The primary issue here is with the person who leads the seminars—ex-FBI agent John Guandolo, who resigned from the agency under less than agreeable circumstances. He is labeled a “notorious anti-Muslim conspiracy theorist” by the Council on American–Islamic Relations, according to a report by Watchdog.org’s Virginia bureau. Guandolo’s program is described as a primer in Muslim stereotyping.

The Southern Poverty Law Center, which tracks extremists groups, questioned Sheriff Jenkins’ judgment in “getting involved with such a disreputable figure.”

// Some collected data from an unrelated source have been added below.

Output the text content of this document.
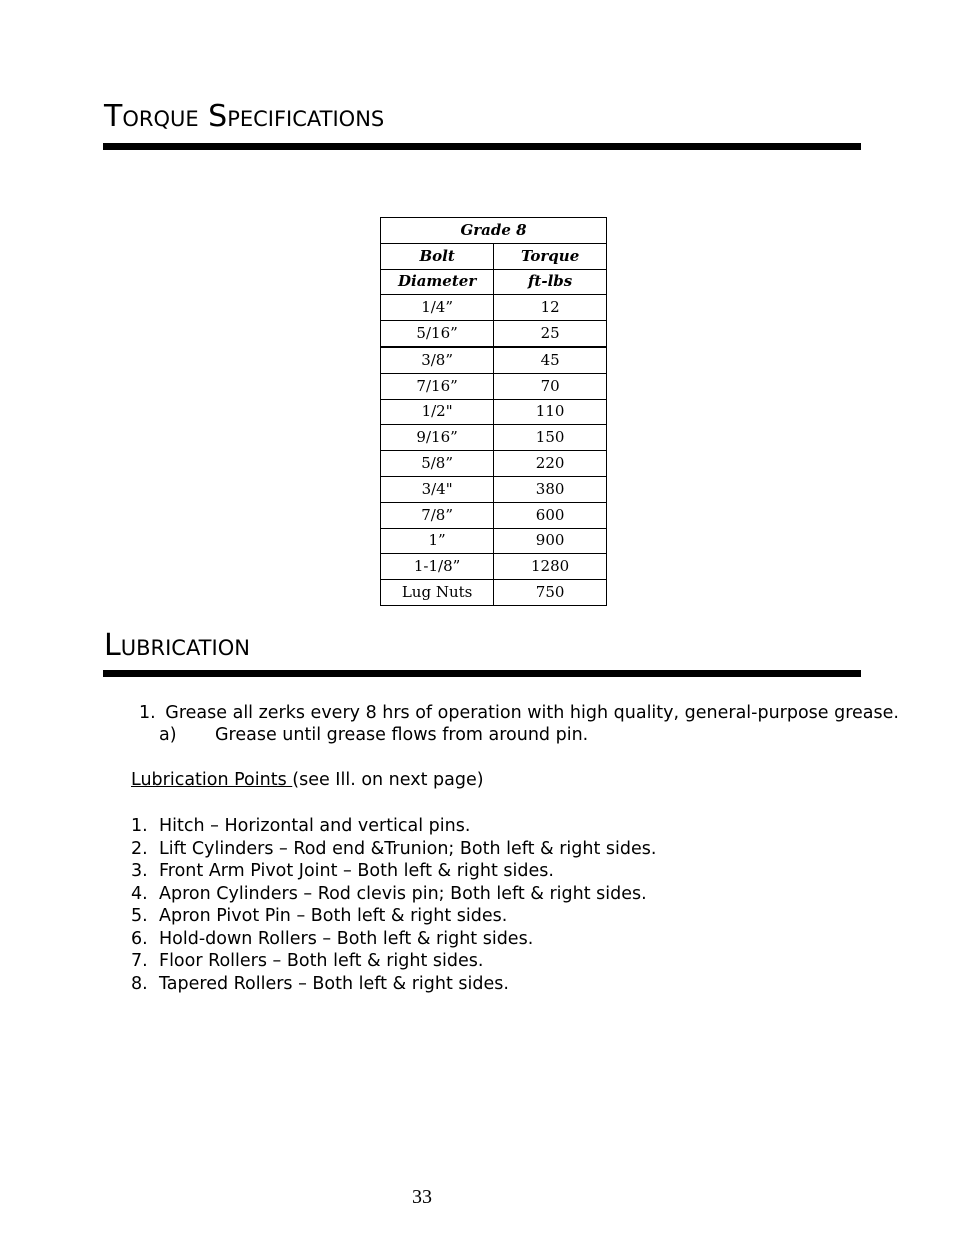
Torque Specifications
Grade 8	
Bolt	Torque
Diameter	ft-lbs
1/4”	12
5/16”	25
3/8”	45
7/16”	70
1/2"	110
9/16”	150
5/8”	220
3/4"	380
7/8”	600
1”	900
1-1/8”	1280
Lug Nuts	750
Lubrication
1. Grease all zerks every 8 hrs of operation with high quality, general-purpose grease.
a) Grease until grease flows from around pin.
Lubrication Points (see Ill. on next page)
1. Hitch – Horizontal and vertical pins.
2. Lift Cylinders – Rod end &Trunion; Both left & right sides.
3. Front Arm Pivot Joint – Both left & right sides.
4. Apron Cylinders – Rod clevis pin; Both left & right sides.
5. Apron Pivot Pin – Both left & right sides.
6. Hold-down Rollers – Both left & right sides.
7. Floor Rollers – Both left & right sides.
8. Tapered Rollers – Both left & right sides.
33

Sheriff Jenkins acknowledges getting acquainted with Mr. Guandolo during a “two- or three-minute conversation,” and not until the uproar began did he decide to actually research Mr. Guandolo’s background.

What he learned did not dissuade the sheriff from moving ahead with the program, apparently because he not only sees value in what Mr. Guandolo will have to say, but he also trusts his deputies to have wisdom enough to reject the sort of questionable perspectives that earned Mr. Guandolo the reputation that preceded him.

What Sheriff Jenkins should take away from this is that not every idea he has is necessarily a good one. Certainly periodic, assorted training opportunities are important for sheriff’s office deputies and staffers, but that doesn’t mean all training is worthwhile or appropriate.

Perhaps the sheriff will also realize that despite his good intentions and his assertion that he has taken the reaction seriously, there are times when the best thing to do is actually accept advice from credible sources when it is so swiftly and categorically offered.